I can understand it being put like that. There are two histories: one is the history of sculpture in the last 100 years, and then there’s my history. At the end of the 19th century, sculpture was almost all figurative, and it didn’t use many different materials. Then, under the pressure of the world filling up with all sorts of industrial objects and materials, Marcel Duchamp, among others, offered the possibility of bringing non-art materials into the art world. Today, after almost 100 years of Duchamp-esque strategy, we can use almost anything. It’s interesting because it’s not only materials—there are tools and meanings as well.

I went to art school in 1969. That was a period that was really Duchamp-esque. Artists were still looking for new materials, and as a young artist that’s inevitably what I took up. And I was also looking for new spatial contexts. I started to exhibit in the late ’70s, and did a lot of installative work in the late ’70s and early ’80s. I was very lucky that I had the opportunity to find some new materials as a tail-end gesture of that process.

In the ’80s, this Duchamp-esque strategy was running out of steam. What’s the point of finding the 150,000th new material to make art with? Who cares? My focus went away from looking for new materials and new objects, and it went toward more psychological and more expressive content. Now that we had this new vocabulary of things, what were we going to express with it?

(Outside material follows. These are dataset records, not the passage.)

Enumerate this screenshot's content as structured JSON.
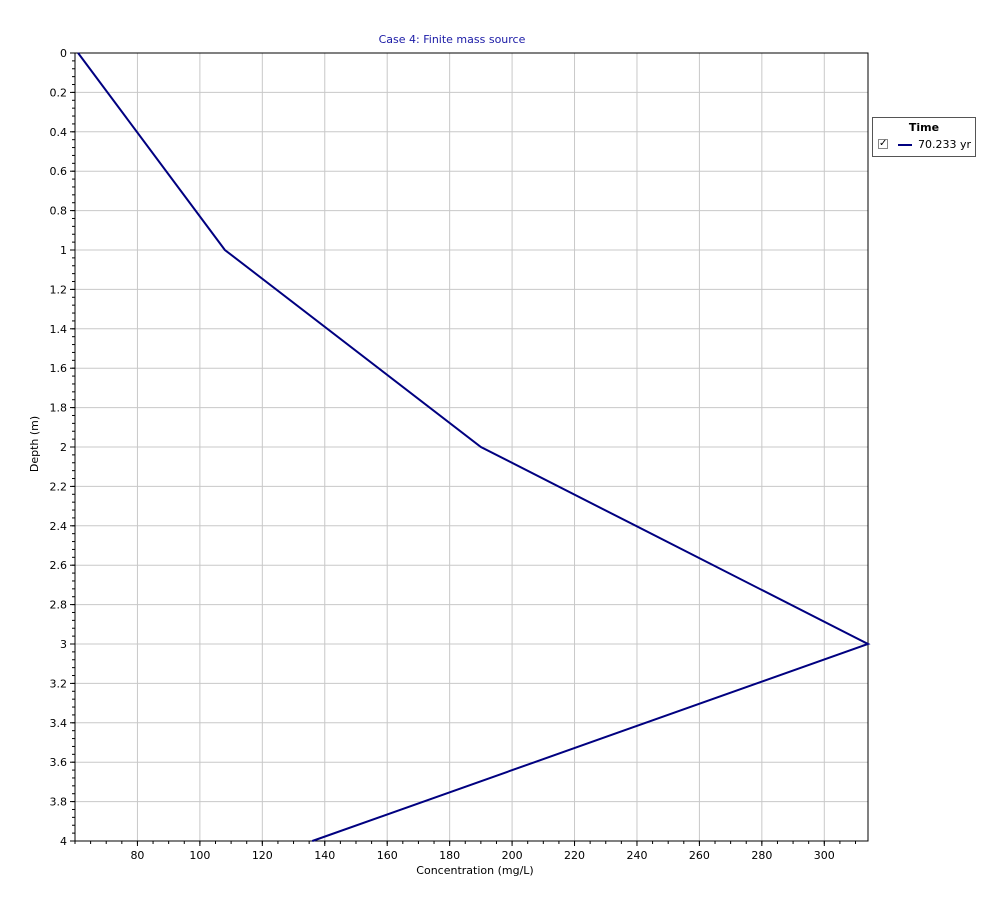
{
  "chart_data": {
    "type": "line",
    "title": "Case 4: Finite mass source",
    "xlabel": "Concentration (mg/L)",
    "ylabel": "Depth (m)",
    "xlim": [
      60,
      314
    ],
    "ylim": [
      0,
      4
    ],
    "y_inverted": true,
    "x_ticks": [
      "80",
      "100",
      "120",
      "140",
      "160",
      "180",
      "200",
      "220",
      "240",
      "260",
      "280",
      "300"
    ],
    "y_ticks": [
      "0",
      "0.2",
      "0.4",
      "0.6",
      "0.8",
      "1",
      "1.2",
      "1.4",
      "1.6",
      "1.8",
      "2",
      "2.2",
      "2.4",
      "2.6",
      "2.8",
      "3",
      "3.2",
      "3.4",
      "3.6",
      "3.8",
      "4"
    ],
    "grid": true,
    "legend": {
      "title": "Time",
      "placement": "right",
      "checked": true
    },
    "series": [
      {
        "name": "70.233 yr",
        "color": "#000080",
        "points": [
          {
            "x": 61,
            "y": 0
          },
          {
            "x": 108,
            "y": 1
          },
          {
            "x": 190,
            "y": 2
          },
          {
            "x": 314,
            "y": 3
          },
          {
            "x": 136,
            "y": 4
          }
        ]
      }
    ]
  }
}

I was already tired of making installative art by 1981. Far too often I found myself in a situation with a material or an object and I’d think to myself, “Christ! If I just had more time to work with it.” By ’82, ’83, that’s what I did, I just packed up and went back into the studio. I got a much bigger studio, and had two really good assistants at the time. We just learnt to make things.

And “making things” seems to have driven your work ever since. I can’t see you as the sort of artist who’d employ a fabricator.

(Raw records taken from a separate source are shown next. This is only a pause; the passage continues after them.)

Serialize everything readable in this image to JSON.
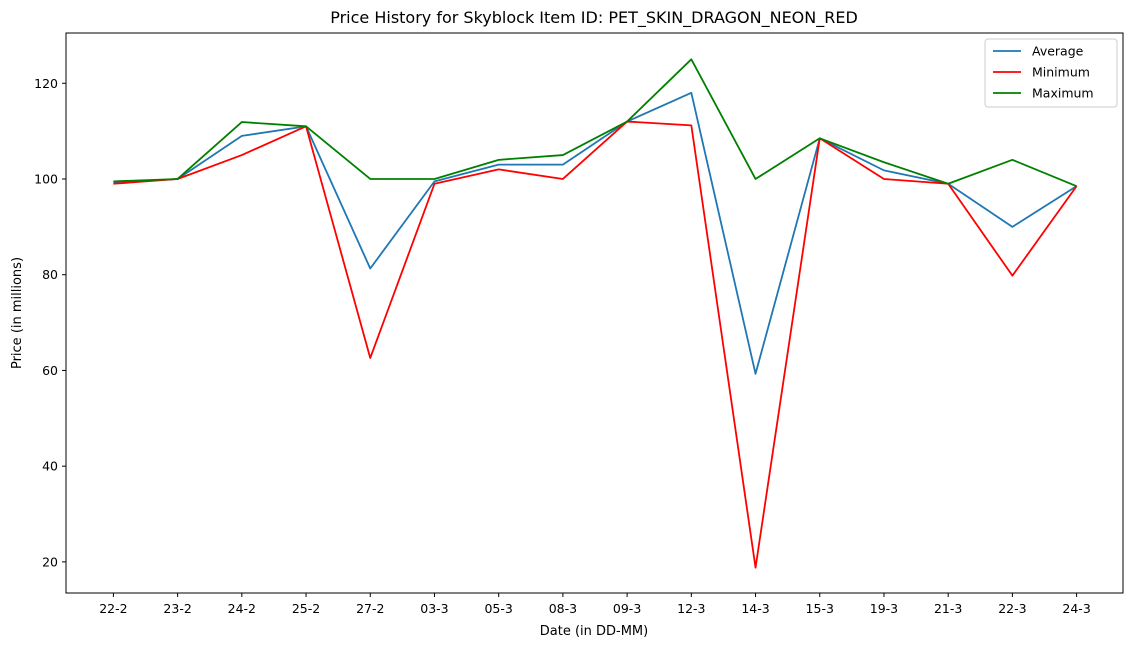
{
  "chart_data": {
    "type": "line",
    "title": "Price History for Skyblock Item ID: PET_SKIN_DRAGON_NEON_RED",
    "xlabel": "Date (in DD-MM)",
    "ylabel": "Price (in millions)",
    "categories": [
      "22-2",
      "23-2",
      "24-2",
      "25-2",
      "27-2",
      "03-3",
      "05-3",
      "08-3",
      "09-3",
      "12-3",
      "14-3",
      "15-3",
      "19-3",
      "21-3",
      "22-3",
      "24-3"
    ],
    "ylim": [
      13.5,
      130.5
    ],
    "yticks": [
      20,
      40,
      60,
      80,
      100,
      120
    ],
    "grid": false,
    "legend_position": "top-right",
    "series": [
      {
        "name": "Average",
        "color": "#1f77b4",
        "values": [
          99.2,
          100,
          109,
          111,
          81.3,
          99.5,
          103,
          103,
          112,
          118,
          59.3,
          108.5,
          101.8,
          99,
          90,
          98.5
        ]
      },
      {
        "name": "Minimum",
        "color": "#ff0000",
        "values": [
          99,
          100,
          105,
          111,
          62.6,
          99,
          102,
          100,
          112,
          111.2,
          18.8,
          108.5,
          100,
          99,
          79.8,
          98.5
        ]
      },
      {
        "name": "Maximum",
        "color": "#008000",
        "values": [
          99.5,
          100,
          111.9,
          111,
          100,
          100,
          104,
          105,
          112,
          125,
          100,
          108.5,
          103.5,
          99,
          104,
          98.5
        ]
      }
    ]
  }
}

I’ve got nothing against it at a conceptual or moral or ethical level, but I really don’t like the idea of letting the work be made by somebody else. If you make the drawing or the maquette and then give it to someone else to make the sculpture, you get back a product. It’s like meeting a relative that you’ve never met before. You think, “Mmm, I should know you, but I don’t really …” I tried it in the early ’80s and it was eminently unsuccessful, because I rely on the pathway of making the thing: all of the junctions where decisions are made. That is what is really exciting about making this stuff—having the thinking process that’s going on parallel to the making.

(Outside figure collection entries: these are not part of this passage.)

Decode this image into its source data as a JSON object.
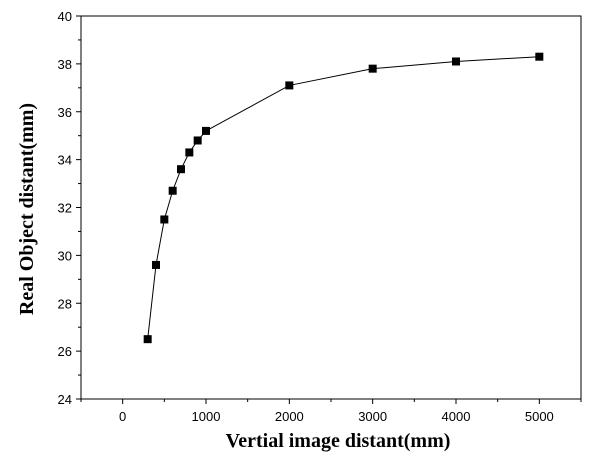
{
  "chart_data": {
    "type": "line",
    "title": "",
    "xlabel": "Vertial image distant(mm)",
    "ylabel": "Real Object distant(mm)",
    "xlim": [
      -500,
      5500
    ],
    "ylim": [
      24,
      40
    ],
    "xticks": [
      0,
      1000,
      2000,
      3000,
      4000,
      5000
    ],
    "yticks": [
      24,
      26,
      28,
      30,
      32,
      34,
      36,
      38,
      40
    ],
    "grid": false,
    "legend": "none",
    "series": [
      {
        "marker": "square",
        "color": "#000000",
        "x": [
          300,
          400,
          500,
          600,
          700,
          800,
          900,
          1000,
          2000,
          3000,
          4000,
          5000
        ],
        "y": [
          26.5,
          29.6,
          31.5,
          32.7,
          33.6,
          34.3,
          34.8,
          35.2,
          37.1,
          37.8,
          38.1,
          38.3
        ]
      }
    ]
  }
}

Until I was 19 I had no idea that sculpture could be exciting. I was at art school in Cheltenham, and they said, “This week you’re making a sculpture,” and I thought, “Oh my God! Not sculpture. That’s not what I came here for.” We were shown a broom cupboard full of old material that looked like it had been recycled into sculptures every year. I had no real desire to do it, but I went to the cupboard and I took this material out and by the end of the afternoon I was totally absorbed. It was strange, and it was rapid—like watching the changing expressions on a person’s face when you’re talking to them. Every move I made, it became a different thing. Ideas were flowing and it was really exciting.